The first terms is y cubed and the second term is 3 cubed. In this situation, you use the formula:

(a +/- b)(a^2 -/+ ab + b^2)

So whatever the sign is in the problem, that sign will be used in the first binomial. Then, for the first sign in the trinomial, you switch it. The last sign is always positive. Factoring the problem above, you get:

(y + 3)(y^2 - 3y + 9)

This formula is a little more complicated than difference of squares, so remember it well.

4. Quadratic Trinomials (The "Bottoms-Up" Method)

First, before I start, remember that the general form of a quadratic equation is:

ax^2 + bx + c

where a, b, and c are all coefficients.

Let's say you have the following:

2x^2 - 7x + 5

You can't use any of the above strategies for this, right? So what you do here is something that I like to call "bottoms-up" method. You'll see why, later.

The first thing you do is multiply a and c (in this case, you get 10). Now you have to ask yourself, "What two numbers can I multiply to get 10 and add to -7?" The answer happens to be -2 and -5. Now "divide" those two numbers by the "a" term and you should get the fractions -1/1 and -5/2. Then, just read those fractions from the "bottom-up" and put them into your binomial factors. So your result would be:

(x - 1)(2x -5)

And magically enough, that's the answer! So why did you do that? Well, foil that out and you'll see that you ended up right where you started! See? Magic math.

5. Completing the Square

This isn't a method that I would normally recommend, unless you need an equation in vertex form or your teacher asks specifically for it.
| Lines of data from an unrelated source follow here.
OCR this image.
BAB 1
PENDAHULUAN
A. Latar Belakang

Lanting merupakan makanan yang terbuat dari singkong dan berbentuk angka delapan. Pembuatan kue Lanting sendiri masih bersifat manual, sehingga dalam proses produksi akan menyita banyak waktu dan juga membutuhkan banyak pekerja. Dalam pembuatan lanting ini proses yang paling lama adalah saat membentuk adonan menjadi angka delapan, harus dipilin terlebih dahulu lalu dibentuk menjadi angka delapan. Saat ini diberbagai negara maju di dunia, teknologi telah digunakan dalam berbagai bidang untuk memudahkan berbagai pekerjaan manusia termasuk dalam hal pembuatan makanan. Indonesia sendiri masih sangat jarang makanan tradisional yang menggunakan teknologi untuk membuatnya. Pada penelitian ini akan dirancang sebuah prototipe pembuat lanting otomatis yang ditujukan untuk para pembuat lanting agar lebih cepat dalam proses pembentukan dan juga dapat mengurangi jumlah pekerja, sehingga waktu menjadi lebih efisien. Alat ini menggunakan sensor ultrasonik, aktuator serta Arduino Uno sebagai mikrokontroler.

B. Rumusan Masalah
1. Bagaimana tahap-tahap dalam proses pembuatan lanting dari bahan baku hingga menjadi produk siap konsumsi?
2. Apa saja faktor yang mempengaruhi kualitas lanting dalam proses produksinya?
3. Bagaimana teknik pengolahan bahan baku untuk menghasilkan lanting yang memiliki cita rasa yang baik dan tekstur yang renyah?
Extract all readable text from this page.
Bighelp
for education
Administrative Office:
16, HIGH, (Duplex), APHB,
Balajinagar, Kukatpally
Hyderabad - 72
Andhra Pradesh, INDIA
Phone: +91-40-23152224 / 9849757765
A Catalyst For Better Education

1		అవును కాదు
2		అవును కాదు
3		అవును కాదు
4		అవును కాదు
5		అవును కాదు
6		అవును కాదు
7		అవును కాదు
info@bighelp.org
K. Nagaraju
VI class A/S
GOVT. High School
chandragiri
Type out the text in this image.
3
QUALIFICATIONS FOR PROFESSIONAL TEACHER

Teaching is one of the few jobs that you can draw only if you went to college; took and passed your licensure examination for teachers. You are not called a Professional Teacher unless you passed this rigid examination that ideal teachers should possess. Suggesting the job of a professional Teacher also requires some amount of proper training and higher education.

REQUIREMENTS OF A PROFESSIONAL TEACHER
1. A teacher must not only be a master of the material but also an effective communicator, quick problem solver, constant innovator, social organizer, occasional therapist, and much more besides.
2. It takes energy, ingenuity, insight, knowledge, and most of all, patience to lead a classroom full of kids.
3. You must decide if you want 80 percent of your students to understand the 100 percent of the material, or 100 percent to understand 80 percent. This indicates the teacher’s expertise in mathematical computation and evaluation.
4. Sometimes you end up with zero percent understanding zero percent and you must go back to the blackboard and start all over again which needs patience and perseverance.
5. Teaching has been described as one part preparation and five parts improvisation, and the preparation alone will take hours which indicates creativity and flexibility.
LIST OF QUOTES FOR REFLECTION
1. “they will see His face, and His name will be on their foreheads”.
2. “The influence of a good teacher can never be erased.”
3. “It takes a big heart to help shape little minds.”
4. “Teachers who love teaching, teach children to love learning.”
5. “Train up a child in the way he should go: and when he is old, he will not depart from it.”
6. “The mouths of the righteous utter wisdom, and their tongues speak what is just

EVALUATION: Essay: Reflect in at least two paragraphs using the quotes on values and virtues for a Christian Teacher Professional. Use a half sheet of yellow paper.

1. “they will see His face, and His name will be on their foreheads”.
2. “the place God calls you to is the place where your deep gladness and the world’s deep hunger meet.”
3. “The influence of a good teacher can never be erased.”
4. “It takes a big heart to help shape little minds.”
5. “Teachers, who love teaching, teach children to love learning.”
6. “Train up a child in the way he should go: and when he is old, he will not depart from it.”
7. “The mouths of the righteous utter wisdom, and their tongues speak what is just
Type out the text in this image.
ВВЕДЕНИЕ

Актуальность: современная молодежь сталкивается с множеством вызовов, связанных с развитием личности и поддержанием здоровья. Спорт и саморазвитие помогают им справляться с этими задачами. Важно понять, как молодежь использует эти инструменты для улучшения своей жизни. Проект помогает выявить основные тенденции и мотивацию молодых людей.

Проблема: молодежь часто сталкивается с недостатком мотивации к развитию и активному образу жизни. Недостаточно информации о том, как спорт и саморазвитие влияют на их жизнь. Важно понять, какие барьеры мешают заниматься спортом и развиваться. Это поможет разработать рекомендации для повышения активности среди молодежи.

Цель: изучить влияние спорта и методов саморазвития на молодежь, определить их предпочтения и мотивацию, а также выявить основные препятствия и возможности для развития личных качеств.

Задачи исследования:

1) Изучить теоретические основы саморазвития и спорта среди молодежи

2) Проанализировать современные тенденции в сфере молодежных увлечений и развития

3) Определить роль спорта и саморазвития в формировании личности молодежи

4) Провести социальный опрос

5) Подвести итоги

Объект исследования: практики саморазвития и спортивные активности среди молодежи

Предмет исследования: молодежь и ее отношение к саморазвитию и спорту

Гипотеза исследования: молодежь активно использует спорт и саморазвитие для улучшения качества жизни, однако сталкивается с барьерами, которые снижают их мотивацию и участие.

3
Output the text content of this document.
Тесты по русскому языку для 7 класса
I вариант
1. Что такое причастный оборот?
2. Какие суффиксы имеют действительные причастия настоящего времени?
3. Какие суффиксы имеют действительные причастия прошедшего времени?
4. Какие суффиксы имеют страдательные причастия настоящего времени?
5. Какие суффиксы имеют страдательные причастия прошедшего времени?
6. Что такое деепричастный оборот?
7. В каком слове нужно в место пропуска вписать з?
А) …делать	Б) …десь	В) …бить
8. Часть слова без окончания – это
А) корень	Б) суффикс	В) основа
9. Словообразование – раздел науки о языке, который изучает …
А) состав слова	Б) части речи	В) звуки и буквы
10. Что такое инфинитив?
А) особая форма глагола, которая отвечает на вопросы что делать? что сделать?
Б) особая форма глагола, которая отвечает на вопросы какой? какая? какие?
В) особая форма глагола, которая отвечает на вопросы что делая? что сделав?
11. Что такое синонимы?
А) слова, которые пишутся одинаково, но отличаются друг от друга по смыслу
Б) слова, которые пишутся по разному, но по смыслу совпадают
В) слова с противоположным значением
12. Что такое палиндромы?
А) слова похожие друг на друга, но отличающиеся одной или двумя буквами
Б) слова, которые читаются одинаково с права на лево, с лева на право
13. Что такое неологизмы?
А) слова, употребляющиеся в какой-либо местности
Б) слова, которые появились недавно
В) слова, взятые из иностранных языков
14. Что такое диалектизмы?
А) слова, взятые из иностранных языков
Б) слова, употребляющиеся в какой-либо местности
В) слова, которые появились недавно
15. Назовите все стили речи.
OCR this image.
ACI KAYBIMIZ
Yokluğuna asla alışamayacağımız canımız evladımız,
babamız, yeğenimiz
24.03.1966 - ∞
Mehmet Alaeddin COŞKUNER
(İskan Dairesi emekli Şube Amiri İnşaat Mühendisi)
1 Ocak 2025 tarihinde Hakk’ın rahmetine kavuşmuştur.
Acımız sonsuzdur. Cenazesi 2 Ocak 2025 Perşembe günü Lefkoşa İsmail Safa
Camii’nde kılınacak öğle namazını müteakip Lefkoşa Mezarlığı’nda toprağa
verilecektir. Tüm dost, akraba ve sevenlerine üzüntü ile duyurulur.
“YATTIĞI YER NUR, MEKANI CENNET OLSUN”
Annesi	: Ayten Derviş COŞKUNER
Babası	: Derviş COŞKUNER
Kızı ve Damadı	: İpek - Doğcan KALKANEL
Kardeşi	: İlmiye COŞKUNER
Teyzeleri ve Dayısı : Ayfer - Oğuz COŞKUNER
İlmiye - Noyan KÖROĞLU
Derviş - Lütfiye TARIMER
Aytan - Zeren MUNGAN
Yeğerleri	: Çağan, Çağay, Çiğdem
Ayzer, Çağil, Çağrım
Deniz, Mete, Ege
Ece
But, let's say you have the polynomial

x^2 + 6x - 2

You can't really use the "bottoms-up" method since nothing multiplies to -2 and adds to 6, right? So you could try completing the square. This method is used when you want to get it in the form:

a(x - h)^2 + k

where (h,k) is the vertex of your parabola. This is also known as vertex form. It seems like a complicated form, but it's actually not too difficult to get to. How you're going to do it is by first taking b (6 in this case) and dividing it by 2. Then you take that number (3) and square it (9). You then add that too your equation (it helps to stick it in between the 6x and -2). But don't forget to keep things equal. To offset the adding of 9, you should subtract 9 from your equation. So now you get:

(x^2 + 6x + 9) -2 -9

(parenthesis added for emphasis) To turn it into a squared binomial is simple. Take the original b/2 number (3 in this case) and use that for h in the vertex form. So it would look like this:

(x + 3)^2 - 11

There, that's pretty much all you need to know about factoring. If you have any more questions, please feel free to ask.